Surface decorative techniques

Thermofoil, also known as RTF (rigid thermofoil), is a PVC film that is thermoformed and vacuum formed onto cabinet components made of medium-density fiberboard (MDF), a type of engineered wood. The heat softens the film, allowing it to conform to the shaped MDF surface. As MDF can be machined with a router into profiles resembling frame and panel doors, the finish produces a seamless, molded look that simulates traditional cabinetry details.

Often used for making kitchen cabinet doors, this reasonably priced and commonly available synthetic material is a thin, tight, heat-sealed plastic wrap used to mold over an MDF substrate. Thermofoil cabinet doors can be a solid color or imitation wood grain. The cabinet boxes that accompany these doors can be finished in various materials such matching thermofoil, coordinating paint, and laminates. Thermofoil is available in a range of textures and sheen levels, the most popular choice being solid white with a matte sheen.

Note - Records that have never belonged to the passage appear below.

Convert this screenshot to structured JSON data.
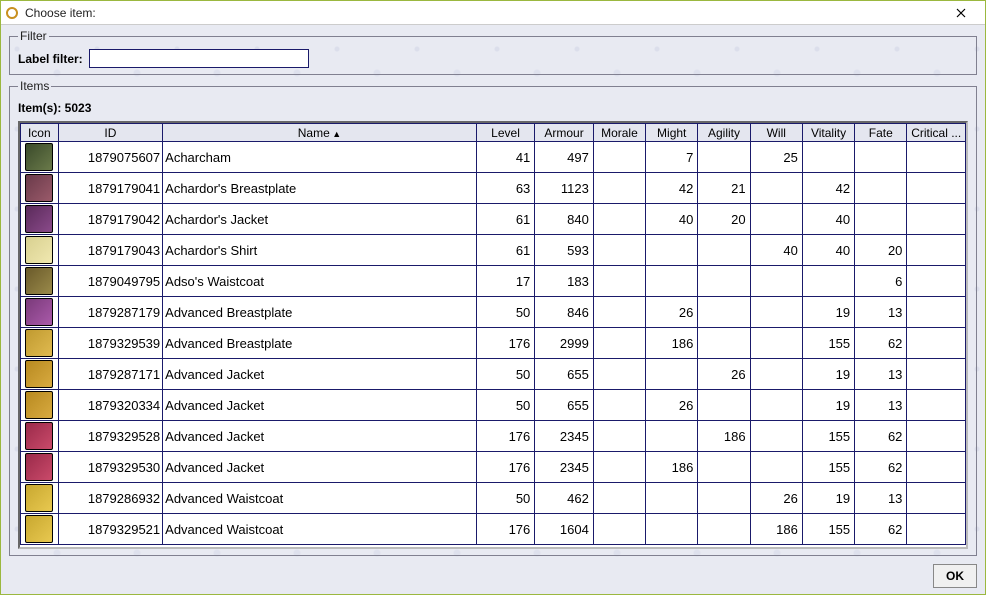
{
  "window": {
    "title": "Choose item:"
  },
  "filter": {
    "legend": "Filter",
    "label": "Label filter:",
    "value": ""
  },
  "items": {
    "legend": "Items",
    "count_label": "Item(s): 5023"
  },
  "columns": {
    "icon": "Icon",
    "id": "ID",
    "name": "Name",
    "level": "Level",
    "armour": "Armour",
    "morale": "Morale",
    "might": "Might",
    "agility": "Agility",
    "will": "Will",
    "vitality": "Vitality",
    "fate": "Fate",
    "critical": "Critical ..."
  },
  "sorted_on": "name",
  "col_widths": {
    "icon": 36,
    "id": 100,
    "name": 300,
    "level": 56,
    "armour": 56,
    "morale": 50,
    "might": 50,
    "agility": 50,
    "will": 50,
    "vitality": 50,
    "fate": 50,
    "critical": 56
  },
  "rows": [
    {
      "icon_bg": "linear-gradient(135deg,#3a4a2a,#6a7a4a)",
      "id": "1879075607",
      "name": "Acharcham",
      "level": "41",
      "armour": "497",
      "morale": "",
      "might": "7",
      "agility": "",
      "will": "25",
      "vitality": "",
      "fate": "",
      "critical": ""
    },
    {
      "icon_bg": "linear-gradient(135deg,#6a3a4a,#9a5a6a)",
      "id": "1879179041",
      "name": "Achardor's Breastplate",
      "level": "63",
      "armour": "1123",
      "morale": "",
      "might": "42",
      "agility": "21",
      "will": "",
      "vitality": "42",
      "fate": "",
      "critical": ""
    },
    {
      "icon_bg": "linear-gradient(135deg,#5a2a5a,#8a4a8a)",
      "id": "1879179042",
      "name": "Achardor's Jacket",
      "level": "61",
      "armour": "840",
      "morale": "",
      "might": "40",
      "agility": "20",
      "will": "",
      "vitality": "40",
      "fate": "",
      "critical": ""
    },
    {
      "icon_bg": "linear-gradient(135deg,#d8d090,#f0e8b0)",
      "id": "1879179043",
      "name": "Achardor's Shirt",
      "level": "61",
      "armour": "593",
      "morale": "",
      "might": "",
      "agility": "",
      "will": "40",
      "vitality": "40",
      "fate": "20",
      "critical": ""
    },
    {
      "icon_bg": "linear-gradient(135deg,#6a5a2a,#9a8a4a)",
      "id": "1879049795",
      "name": "Adso's Waistcoat",
      "level": "17",
      "armour": "183",
      "morale": "",
      "might": "",
      "agility": "",
      "will": "",
      "vitality": "",
      "fate": "6",
      "critical": ""
    },
    {
      "icon_bg": "linear-gradient(135deg,#7a3a7a,#aa5aaa)",
      "id": "1879287179",
      "name": "Advanced Breastplate",
      "level": "50",
      "armour": "846",
      "morale": "",
      "might": "26",
      "agility": "",
      "will": "",
      "vitality": "19",
      "fate": "13",
      "critical": ""
    },
    {
      "icon_bg": "linear-gradient(135deg,#c09a30,#e0ba50)",
      "id": "1879329539",
      "name": "Advanced Breastplate",
      "level": "176",
      "armour": "2999",
      "morale": "",
      "might": "186",
      "agility": "",
      "will": "",
      "vitality": "155",
      "fate": "62",
      "critical": ""
    },
    {
      "icon_bg": "linear-gradient(135deg,#b88a20,#d8aa40)",
      "id": "1879287171",
      "name": "Advanced Jacket",
      "level": "50",
      "armour": "655",
      "morale": "",
      "might": "",
      "agility": "26",
      "will": "",
      "vitality": "19",
      "fate": "13",
      "critical": ""
    },
    {
      "icon_bg": "linear-gradient(135deg,#b88a20,#d8aa40)",
      "id": "1879320334",
      "name": "Advanced Jacket",
      "level": "50",
      "armour": "655",
      "morale": "",
      "might": "26",
      "agility": "",
      "will": "",
      "vitality": "19",
      "fate": "13",
      "critical": ""
    },
    {
      "icon_bg": "linear-gradient(135deg,#9a2a4a,#ca4a6a)",
      "id": "1879329528",
      "name": "Advanced Jacket",
      "level": "176",
      "armour": "2345",
      "morale": "",
      "might": "",
      "agility": "186",
      "will": "",
      "vitality": "155",
      "fate": "62",
      "critical": ""
    },
    {
      "icon_bg": "linear-gradient(135deg,#9a2a4a,#ca4a6a)",
      "id": "1879329530",
      "name": "Advanced Jacket",
      "level": "176",
      "armour": "2345",
      "morale": "",
      "might": "186",
      "agility": "",
      "will": "",
      "vitality": "155",
      "fate": "62",
      "critical": ""
    },
    {
      "icon_bg": "linear-gradient(135deg,#c8a830,#e8c850)",
      "id": "1879286932",
      "name": "Advanced Waistcoat",
      "level": "50",
      "armour": "462",
      "morale": "",
      "might": "",
      "agility": "",
      "will": "26",
      "vitality": "19",
      "fate": "13",
      "critical": ""
    },
    {
      "icon_bg": "linear-gradient(135deg,#c8a830,#e8c850)",
      "id": "1879329521",
      "name": "Advanced Waistcoat",
      "level": "176",
      "armour": "1604",
      "morale": "",
      "might": "",
      "agility": "",
      "will": "186",
      "vitality": "155",
      "fate": "62",
      "critical": ""
    }
  ],
  "footer": {
    "ok": "OK"
  }
}
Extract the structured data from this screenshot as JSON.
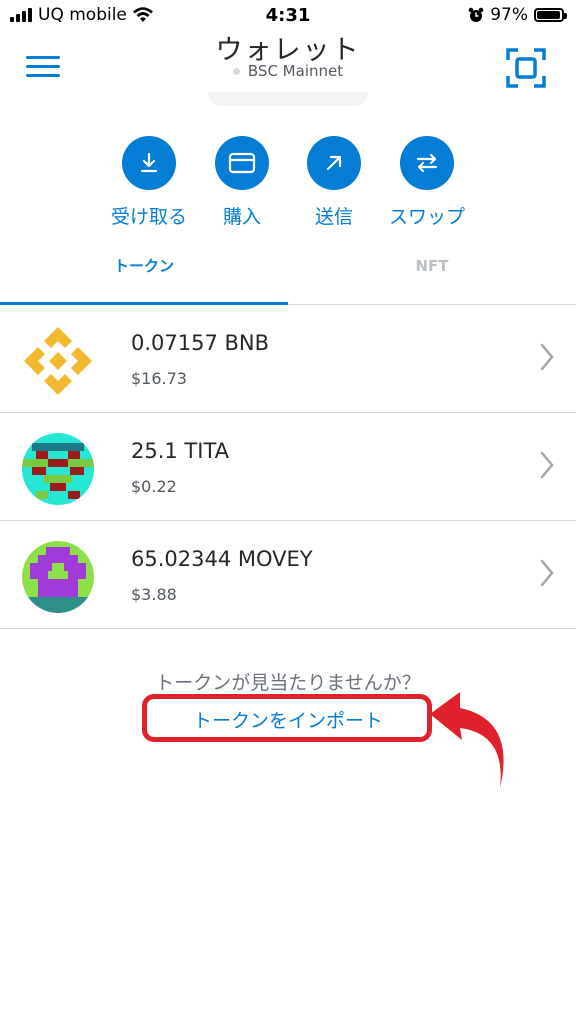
{
  "status_bar": {
    "carrier": "UQ mobile",
    "time": "4:31",
    "battery": "97%",
    "battery_level": 0.97
  },
  "header": {
    "title": "ウォレット",
    "network": "BSC Mainnet",
    "menu_icon": "hamburger-icon",
    "scan_icon": "scan-icon"
  },
  "actions": [
    {
      "label": "受け取る",
      "icon": "download-icon"
    },
    {
      "label": "購入",
      "icon": "card-icon"
    },
    {
      "label": "送信",
      "icon": "arrow-up-right-icon"
    },
    {
      "label": "スワップ",
      "icon": "swap-icon"
    }
  ],
  "tabs": [
    {
      "label": "トークン",
      "active": true
    },
    {
      "label": "NFT",
      "active": false
    }
  ],
  "tokens": [
    {
      "amount": "0.07157 BNB",
      "fiat": "$16.73",
      "icon": "bnb-icon"
    },
    {
      "amount": "25.1 TITA",
      "fiat": "$0.22",
      "icon": "tita-icon"
    },
    {
      "amount": "65.02344 MOVEY",
      "fiat": "$3.88",
      "icon": "movey-icon"
    }
  ],
  "footer": {
    "missing_text": "トークンが見当たりませんか？",
    "import_link": "トークンをインポート"
  },
  "colors": {
    "accent": "#037dd6",
    "highlight": "#e0202a",
    "bnb": "#f3ba2f"
  }
}
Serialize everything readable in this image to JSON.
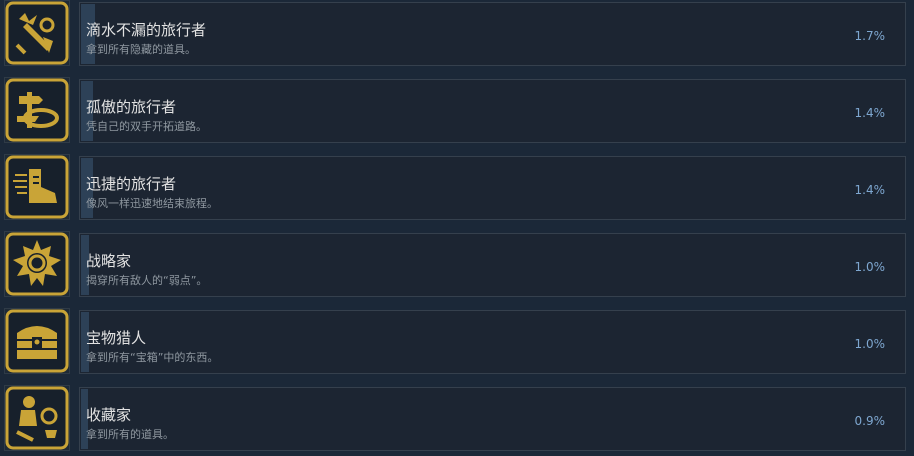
{
  "achievements": [
    {
      "title": "滴水不漏的旅行者",
      "description": "拿到所有隐藏的道具。",
      "percent": "1.7%",
      "percent_value": 1.7,
      "icon": "sword-relic-icon"
    },
    {
      "title": "孤傲的旅行者",
      "description": "凭自己的双手开拓道路。",
      "percent": "1.4%",
      "percent_value": 1.4,
      "icon": "signpost-icon"
    },
    {
      "title": "迅捷的旅行者",
      "description": "像风一样迅速地结束旅程。",
      "percent": "1.4%",
      "percent_value": 1.4,
      "icon": "winged-boot-icon"
    },
    {
      "title": "战略家",
      "description": "揭穿所有敌人的“弱点”。",
      "percent": "1.0%",
      "percent_value": 1.0,
      "icon": "sun-crest-icon"
    },
    {
      "title": "宝物猎人",
      "description": "拿到所有“宝箱”中的东西。",
      "percent": "1.0%",
      "percent_value": 1.0,
      "icon": "treasure-chest-icon"
    },
    {
      "title": "收藏家",
      "description": "拿到所有的道具。",
      "percent": "0.9%",
      "percent_value": 0.9,
      "icon": "collection-icon"
    }
  ],
  "colors": {
    "icon_gold": "#c9a437",
    "icon_bg": "#17202b",
    "progress_fill": "#2d4157"
  }
}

Later innovations incorporate specialized topcoat primers that enable glazing directly on the surface. Some also feature embossing, or “ticking,” which simulates the appearance of natural wood grain. Softer formulations enhance the tactile experience, producing a surface that more closely resembles the feel of wood rather than plastic.

The downside of thermofoil is its greater susceptibility to heat and moisture damage compared to other materials. Heat-generating appliances such as coffeemakers and toasters should not be placed too close to the cabinets. Heat shields can be placed between cabinets and major appliances such as dishwashers and ranges. Many appliances come with built-in shields.